My supervisor at work, though, had a different reaction. He thought I was actually crazy and took steps to begin the process of letting me go. I went on vacation about four months later so some one filled in for me. When I got back, there was a picture on my blotter of my replacement: a cardboard band around her head, paper clip front and center. Needless to say, I was quite upset but never figured out who instigated this episode since no one would squeal on the perpetrator. I put responsibility on my supervisor who was quite aware of what had been occurring while I was gone, so the ball landed in his court. I went to EEO (Equal Employment Opportunity) and filed a complaint. It took two years with all of the process, and I could hardly wait for it to be over. About two months before I would be totally vindicated, just before Christmas, I was assured that I would win and he would lose his supervisory position. Christmas, the time of the birth of Jesus, is special to me as I focus on preparing my heart to be simple and pure for His birthing.
One morning, as I was calling the Light of Christ to come into me as I do every morning, I had another “AHA”. My heart was not pure; it was not free of resentment or bitterness after what I had been put through. How could I possibly call Jesus Christ into my heart when it was not prepared for His coming? Nothing and I mean NOTHING will separate me from feeling the Love of Jesus. If I have not forgiven my accuser and replaced the bitterness with Unconditional Love, then my heart was not a proper place to house the Greatest Embodiment of Unconditional Love. The following day, I went back to EEO and dropped the case against my supervisor despite being assured I would definitely win.
People thought I was crazy to have gone through all of this and drop it just when I was going to win. They did not understand that having the Love of Jesus in my heart was much more important to me than exacting revenge and being vindicated. I felt so much lighter and happier. When we are angry, it is we who carry around that burden, both on our shoulders and in our hearts. There is a saying by Landrum Bolling: “Forgiveness means giving up all hope of a better past.” We cannot change the past; we can only go into the future with hope and gladness filling our hearts. That is the legacy we give to the world.

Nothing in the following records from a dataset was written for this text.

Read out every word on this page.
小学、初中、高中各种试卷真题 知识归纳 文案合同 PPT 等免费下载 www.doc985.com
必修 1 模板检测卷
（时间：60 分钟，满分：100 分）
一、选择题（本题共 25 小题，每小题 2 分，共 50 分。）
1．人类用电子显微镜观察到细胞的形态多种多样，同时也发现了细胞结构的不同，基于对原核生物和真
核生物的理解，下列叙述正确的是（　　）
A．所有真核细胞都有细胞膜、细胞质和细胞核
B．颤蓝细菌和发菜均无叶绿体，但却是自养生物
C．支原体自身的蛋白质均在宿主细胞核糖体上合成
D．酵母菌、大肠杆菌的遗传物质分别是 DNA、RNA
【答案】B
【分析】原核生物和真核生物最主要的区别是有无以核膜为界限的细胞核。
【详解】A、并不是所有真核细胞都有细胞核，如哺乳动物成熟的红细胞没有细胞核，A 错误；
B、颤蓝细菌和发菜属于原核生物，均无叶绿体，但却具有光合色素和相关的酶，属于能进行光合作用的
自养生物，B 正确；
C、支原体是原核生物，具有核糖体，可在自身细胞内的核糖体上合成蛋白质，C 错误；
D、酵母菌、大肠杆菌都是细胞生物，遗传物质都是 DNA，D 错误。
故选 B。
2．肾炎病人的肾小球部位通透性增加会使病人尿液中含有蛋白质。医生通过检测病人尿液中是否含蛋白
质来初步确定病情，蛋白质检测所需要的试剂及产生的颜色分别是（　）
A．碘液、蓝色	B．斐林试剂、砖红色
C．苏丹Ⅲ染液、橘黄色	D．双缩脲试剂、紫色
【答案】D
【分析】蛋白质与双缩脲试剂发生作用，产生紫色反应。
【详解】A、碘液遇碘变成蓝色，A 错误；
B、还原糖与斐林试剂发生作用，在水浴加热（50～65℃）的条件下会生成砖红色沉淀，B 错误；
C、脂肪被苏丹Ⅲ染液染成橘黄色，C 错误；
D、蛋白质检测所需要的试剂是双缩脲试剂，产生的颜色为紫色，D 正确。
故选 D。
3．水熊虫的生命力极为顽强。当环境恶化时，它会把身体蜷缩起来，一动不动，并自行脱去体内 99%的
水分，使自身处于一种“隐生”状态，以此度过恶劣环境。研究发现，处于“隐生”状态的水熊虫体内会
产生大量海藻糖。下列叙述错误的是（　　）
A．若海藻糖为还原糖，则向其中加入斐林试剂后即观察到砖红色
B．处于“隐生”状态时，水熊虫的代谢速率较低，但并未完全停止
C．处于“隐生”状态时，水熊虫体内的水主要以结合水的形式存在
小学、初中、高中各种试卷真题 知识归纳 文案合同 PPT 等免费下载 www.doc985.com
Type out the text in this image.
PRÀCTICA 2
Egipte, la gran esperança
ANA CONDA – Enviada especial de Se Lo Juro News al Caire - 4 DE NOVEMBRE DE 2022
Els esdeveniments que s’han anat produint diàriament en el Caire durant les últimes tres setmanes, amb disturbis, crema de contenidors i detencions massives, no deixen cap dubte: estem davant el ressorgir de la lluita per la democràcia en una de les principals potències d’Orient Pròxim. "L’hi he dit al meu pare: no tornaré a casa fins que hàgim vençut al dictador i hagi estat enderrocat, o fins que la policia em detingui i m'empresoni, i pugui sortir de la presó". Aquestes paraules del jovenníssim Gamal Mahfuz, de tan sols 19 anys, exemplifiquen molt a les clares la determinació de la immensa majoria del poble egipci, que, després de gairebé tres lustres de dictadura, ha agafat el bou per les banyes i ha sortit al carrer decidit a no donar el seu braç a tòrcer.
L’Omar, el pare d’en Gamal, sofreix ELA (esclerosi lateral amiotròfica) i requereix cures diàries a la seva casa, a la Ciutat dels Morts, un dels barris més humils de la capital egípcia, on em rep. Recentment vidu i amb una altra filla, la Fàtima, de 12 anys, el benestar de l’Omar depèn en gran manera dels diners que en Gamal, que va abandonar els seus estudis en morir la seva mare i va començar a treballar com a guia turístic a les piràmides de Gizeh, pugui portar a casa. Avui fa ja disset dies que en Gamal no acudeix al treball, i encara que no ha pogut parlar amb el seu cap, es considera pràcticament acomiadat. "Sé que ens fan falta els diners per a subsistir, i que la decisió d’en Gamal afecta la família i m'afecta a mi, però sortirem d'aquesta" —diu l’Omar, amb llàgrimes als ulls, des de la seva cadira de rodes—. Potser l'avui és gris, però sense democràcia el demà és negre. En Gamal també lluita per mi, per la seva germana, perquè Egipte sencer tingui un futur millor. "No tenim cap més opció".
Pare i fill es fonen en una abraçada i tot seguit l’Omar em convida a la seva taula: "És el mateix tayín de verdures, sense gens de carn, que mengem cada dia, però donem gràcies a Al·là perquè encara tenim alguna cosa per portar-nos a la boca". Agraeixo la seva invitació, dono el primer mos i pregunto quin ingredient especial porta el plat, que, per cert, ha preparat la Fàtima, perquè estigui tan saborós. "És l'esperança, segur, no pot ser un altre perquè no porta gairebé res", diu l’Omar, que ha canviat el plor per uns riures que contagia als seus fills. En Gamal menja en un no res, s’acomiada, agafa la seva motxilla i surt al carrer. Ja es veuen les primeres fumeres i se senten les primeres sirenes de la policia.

Postscript It has been 18 years since I was asked to wear this tiara and I have learned much by responding to Jesus’ call. Since then, many opportunities to learn unconditional love and forgiveness have been presented to me. The road has definitely not been easy, but with the clarity of hindsight, extremely worthwhile. And yes, I would do it all again, for I have exploded from a tiny bud too fearful to blossom into a glorious rose coming into full bloom, with much yet to give to my fellow brothers and sisters as we sojourn on this beloved Earth.